Acteur, athlète d’arts martiaux, producteur et réalisateur chinois, Jet Li remporte son premier prix national de Wu Shu à l’âge de 11 ans. Durant les années 70, il remporte de très nombreux prix dans cette même discipline martiale. Cela lui ouvre les portes du cinéma chinois avec la triomphale trilogie du Temple de Shaolin (Chang Hsin-yen, 1982) qui comprend également Les héritiers de Shaolin (Chang Hsin-yen, 1983) et Les arts martiaux de Shaolin (Liu Chia-liang, 1986).
La star martiale des années 90
Ce beau succès lui permet de tâter de la réalisation avec Born to Defend (1986), mais lui ouvre surtout les portes du cinéma de Hong Kong. Il y croise Tsui Hark qui lui offre le rôle culte de Wong Fei-hung dans sa série Il était une fois en Chine dont Jet Li tournera quatre épisodes entre 1991 et 1993. A la même époque, Jet Li reprend la saga Swordsman avec un numéro 2 considéré comme le meilleur film de la saga. Il s’agit de Swordsman 2 : la légende d’un guerrier (Ching Siu-tung, 1992). Parmi les titres de gloire de celui qui s’impose peu à peu comme une star du genre, on peut encore citer Tai-Chi Master (Yuen Woo-ping, 1993) et surtout l’excellent Fist of Legend (Chan, 1994).
Jet Li devient une star internationale
Désormais devenu une star à Hong Kong, Jet Li tourne encore dans Dr.

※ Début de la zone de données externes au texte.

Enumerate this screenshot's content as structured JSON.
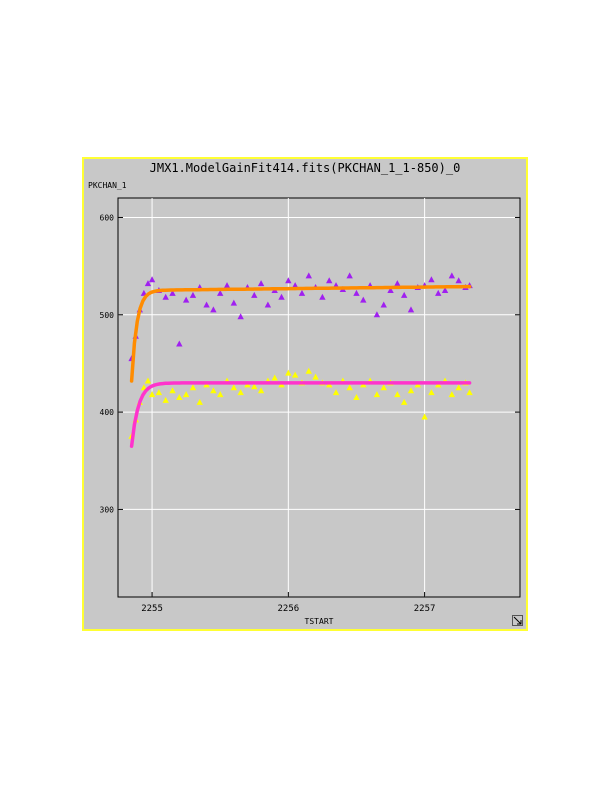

Wai (Ching Siu-tung, 1996) et Black Mask (Daniel Lee, 1996), avant d’envisager une carrière internationale. Parti en Occident, Jet Li va jouer notamment dans L’arme fatale 4 (Donner, 1998) et Roméo doit mourir (Bartkowiak, 2000).
Luc Besson le débauche pour tourner dans ses productions maison comme Le baiser mortel du dragon (Nahon, 2001) et Danny the Dog (Leterrier, 2005). Il tourne encore des œuvres mineures comme The One (Wong, 2001) ou En sursis (Bartkowiak, 2003), avant de revenir dans son pays pour la fresque nationaliste Hero (Zhang Yimou, 2002). On le retrouve encore à l’affiche de grosses productions internationales inégales comme Rogue, l’ultime affrontement (Atwell, 2007), Le royaume interdit (Minkoff, 2008) et La momie : la tombe de l’empereur dragon (Cohen, 2008). Plombée par des choix parfois contestables, sa carrière internationale passe alors par la saga Expendables à laquelle il participe sur les trois épisodes (2010 à 2014). Après une pause de quelques années, on retrouve Jet Li à l’affiche de la version live de Mulan (Caro, 2020).
Jet Li a donc marqué de son empreinte indélébile le cinéma d’action asiatique des années 80-90.